Uma das formas mais corriqueiras é a lenta e progressiva intervenção, que pode vir com o rótulo de regulação. A regulação vai adentrando as atividades humanas de forma quase imperceptível, inodora e incolor. Quando finalmente percebemos, estamos em um regime intervencionista sem nos darmos conta de como chegamos lá. O intervencionismo pode se imiscuir em quase todos os setores da economia.
Em um artigo recente, estudamos a intervenção do governo brasileiro em uma atividade corriqueira, frugal, simples e quase supérflua: o ato de frequentar cinemas. Vimos como a instituição de cotas de conteúdo nacional, bem como a limitação de títulos de filmes por sala, causaria muito mais impactos negativos do que eventuais resultados positivos. E tais impactos se refletem em todo o setor.

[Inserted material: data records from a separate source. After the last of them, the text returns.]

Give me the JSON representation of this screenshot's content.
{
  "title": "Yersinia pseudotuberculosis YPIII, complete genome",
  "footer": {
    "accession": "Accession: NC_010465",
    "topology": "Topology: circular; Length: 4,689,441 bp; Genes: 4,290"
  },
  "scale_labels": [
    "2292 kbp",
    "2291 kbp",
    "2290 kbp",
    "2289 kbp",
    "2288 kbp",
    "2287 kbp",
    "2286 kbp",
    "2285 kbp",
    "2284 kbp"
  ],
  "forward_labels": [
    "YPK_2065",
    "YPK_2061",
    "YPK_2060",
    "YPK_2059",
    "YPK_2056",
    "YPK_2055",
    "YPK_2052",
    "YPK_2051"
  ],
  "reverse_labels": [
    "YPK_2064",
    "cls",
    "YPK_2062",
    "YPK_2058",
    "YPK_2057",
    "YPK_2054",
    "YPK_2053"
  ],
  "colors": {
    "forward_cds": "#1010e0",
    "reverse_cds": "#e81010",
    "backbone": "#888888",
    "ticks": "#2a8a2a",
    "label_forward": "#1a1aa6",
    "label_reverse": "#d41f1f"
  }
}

Consequentemente, defendeu-se que a intervenção do órgão que poderíamos chamar de “responsável pelo setor” (Agência Nacional de Cinema — ANCINE) causa mais danos do que benesses.
Ocorre que, diante de alguns outros fatos não abordados no artigo anterior, mas principalmente em razão de novas notícias publicadas pelo mesmo órgão, temos de ampliar a análise.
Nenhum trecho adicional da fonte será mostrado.